As we approach the warmer summer days, and visions of sparkling pools and long cool drinks intensify, what better time to reflect on the abundance, or not, of water? Water is something we all take for granted. But for the 884 million people who don’t have access to clean water and safe sanitation, getting the next bucket of water is a constant worry. Nearly a billion people lack access to safe water.

  • 3.575 million people die annually from water born diseases (some 4,000 children die daily)
  • 2.6 billion people lack toilet and sewage systems
  • In some countries people survive on ten litres a day, whereas the average person in the UK person uses 160 litres a day (drinking less than two and flushing 50 litres down the toilet).

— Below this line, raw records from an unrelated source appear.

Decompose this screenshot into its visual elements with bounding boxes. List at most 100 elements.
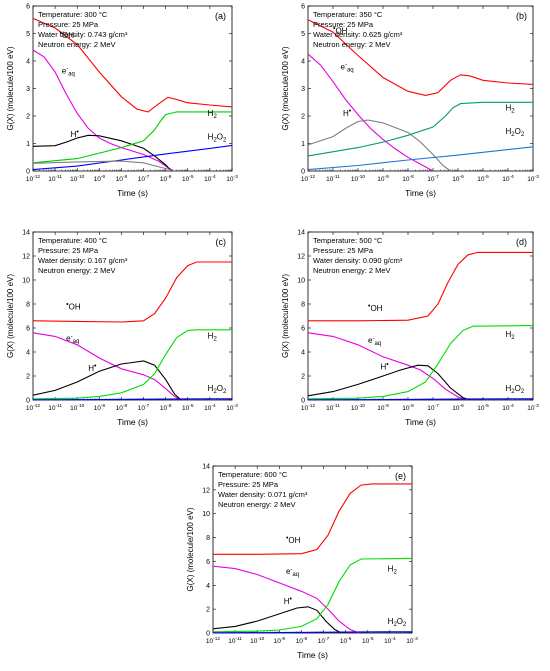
info-line-3: Water density: 0.743 g/cm³ <box>38 30 128 39</box>
panel-label: (e) <box>395 471 406 481</box>
x-tick-label: 10-9 <box>377 403 389 412</box>
series-line-2 <box>212 565 360 634</box>
info-line-1: Temperature: 350 °C <box>313 10 383 19</box>
x-tick-label: 10-6 <box>452 174 464 183</box>
series-line-1 <box>32 17 233 113</box>
chart-panel-1: 10-12 10-11 10-10 10-9 10-8 10-7 10-6 10-5 10-4 1… <box>6 4 238 199</box>
species-label-3: H• <box>71 129 80 139</box>
series-line-2 <box>32 49 175 172</box>
series-line-4 <box>32 329 232 400</box>
x-tick-label: 10-4 <box>502 403 514 412</box>
series-line-5 <box>307 398 533 401</box>
species-label-3: H• <box>88 363 97 373</box>
series-line-3 <box>32 134 173 172</box>
info-line-2: Pressure: 25 MPa <box>38 246 99 255</box>
y-tick-label: 0 <box>26 169 30 176</box>
y-tick-label: 4 <box>26 59 30 66</box>
y-tick-label: 10 <box>202 511 210 518</box>
x-tick-label: 10-9 <box>274 636 286 645</box>
species-label-1: •OH <box>286 535 301 545</box>
x-tick-label: 10-8 <box>402 403 414 412</box>
x-tick-label: 10-7 <box>138 403 150 412</box>
series-line-5 <box>212 631 412 634</box>
x-tick-label: 10-10 <box>351 403 365 412</box>
species-label-5: H2O2 <box>388 617 407 628</box>
series-line-4 <box>32 111 232 164</box>
x-axis-label: Time (s) <box>117 188 148 198</box>
x-tick-label: 10-12 <box>206 636 220 645</box>
x-tick-label: 10-6 <box>452 403 464 412</box>
panel-label: (a) <box>215 11 226 21</box>
species-label-2: e-aq <box>66 334 79 345</box>
chart-panel-3: 10-12 10-11 10-10 10-9 10-8 10-7 10-6 10-5 10-4 1… <box>6 230 238 428</box>
species-label-5: H2O2 <box>506 384 525 395</box>
y-tick-label: 5 <box>26 31 30 38</box>
species-label-4: H2 <box>388 565 398 576</box>
x-tick-label: 10-6 <box>160 403 172 412</box>
x-tick-label: 10-7 <box>427 403 439 412</box>
x-tick-label: 10-11 <box>48 174 62 183</box>
info-line-3: Water density: 0.167 g/cm³ <box>38 256 128 265</box>
species-label-4: H2 <box>506 104 516 115</box>
x-axis-label: Time (s) <box>405 188 436 198</box>
x-tick-label: 10-7 <box>427 174 439 183</box>
y-tick-label: 8 <box>301 302 305 309</box>
y-tick-label: 2 <box>26 374 30 381</box>
series-line-2 <box>307 53 434 172</box>
x-tick-label: 10-8 <box>296 636 308 645</box>
y-tick-label: 12 <box>22 254 30 261</box>
series-line-2 <box>307 332 469 401</box>
species-label-1: •OH <box>368 303 383 313</box>
info-line-2: Pressure: 25 MPa <box>38 20 99 29</box>
x-tick-label: 10-8 <box>116 403 128 412</box>
series-line-6 <box>32 160 175 172</box>
y-tick-label: 14 <box>22 230 30 237</box>
x-tick-label: 10-7 <box>138 174 150 183</box>
info-line-4: Neutron energy: 2 MeV <box>38 266 116 275</box>
series-line-5 <box>32 144 233 171</box>
y-tick-label: 2 <box>206 607 210 614</box>
x-tick-label: 10-10 <box>250 636 264 645</box>
y-tick-label: 0 <box>206 631 210 638</box>
y-tick-label: 10 <box>22 278 30 285</box>
x-tick-label: 10-3 <box>527 174 539 183</box>
y-tick-label: 6 <box>26 4 30 11</box>
x-tick-label: 10-12 <box>301 174 315 183</box>
x-tick-label: 10-10 <box>70 174 84 183</box>
x-tick-label: 10-3 <box>226 403 238 412</box>
y-axis-label: G(X) (molecule/100 eV) <box>186 507 195 591</box>
y-tick-label: 8 <box>26 302 30 309</box>
x-axis-label: Time (s) <box>405 417 436 427</box>
species-label-4: H2 <box>208 109 218 120</box>
x-tick-label: 10-11 <box>228 636 242 645</box>
x-tick-label: 10-4 <box>204 403 216 412</box>
info-line-2: Pressure: 25 MPa <box>218 480 279 489</box>
x-tick-label: 10-9 <box>377 174 389 183</box>
x-tick-label: 10-10 <box>351 174 365 183</box>
y-tick-label: 6 <box>301 4 305 11</box>
x-tick-label: 10-11 <box>326 174 340 183</box>
info-line-2: Pressure: 25 MPa <box>313 20 374 29</box>
x-tick-label: 10-3 <box>406 636 418 645</box>
y-axis-label: G(X) (molecule/100 eV) <box>281 46 290 130</box>
x-tick-label: 10-4 <box>384 636 396 645</box>
x-tick-label: 10-8 <box>116 174 128 183</box>
series-line-3 <box>32 360 182 401</box>
x-tick-label: 10-11 <box>48 403 62 412</box>
x-tick-label: 10-9 <box>94 403 106 412</box>
y-tick-label: 10 <box>297 278 305 285</box>
x-tick-label: 10-5 <box>477 174 489 183</box>
x-tick-label: 10-6 <box>340 636 352 645</box>
series-line-1 <box>32 261 232 323</box>
species-label-2: e-aq <box>368 336 381 347</box>
species-label-4: H2 <box>208 331 218 342</box>
species-label-2: e-aq <box>286 567 299 578</box>
x-tick-label: 10-6 <box>160 174 172 183</box>
x-tick-label: 10-5 <box>362 636 374 645</box>
plot-frame <box>212 465 413 634</box>
series-line-2 <box>32 332 182 401</box>
y-tick-label: 0 <box>301 169 305 176</box>
x-tick-label: 10-3 <box>527 403 539 412</box>
info-line-3: Water density: 0.625 g/cm³ <box>313 30 403 39</box>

“Nothing is more useful than water: but it will purchase scarce anything; scarce anything can be had in exchange for it. A diamond, on the contrary, has scarce any use-value; but a very great quantity of other goods may frequently be had in exchange for it.”

Adam Smith

Doing the laundrey

There is growing recognition of the value of using the water we already have more efficiently but when a tap flows freely do we always appreciate what using less means? The woman in the picture (right) carried this water from a standpipe (shared with 30 other homes) to wash her clothes; she will use the same water to wash herself before she uses it for cleaning.

The other picture represents the community toilet. She feels lucky that she has these facilities – would we appreciate them in the same way?

A shared toilet

Can you imagine how our relationship with water might change if we had to walk fifty yards down a track for all our water needs?

Yes, we are fortunate. However, water is a valuable resource and with climate change may become more scarce (droughts are predicted this year in the UK). It is also not free: in 2010/11 95,388,000 litres of water was used at BU.

The University’s total water/sewage bill was £241,327.87 (£89,125 water only). As we want to be the greenest university, we need everyone to contribute towards sustainable development – making sure we do not waste water is an essential part of the jigsaw.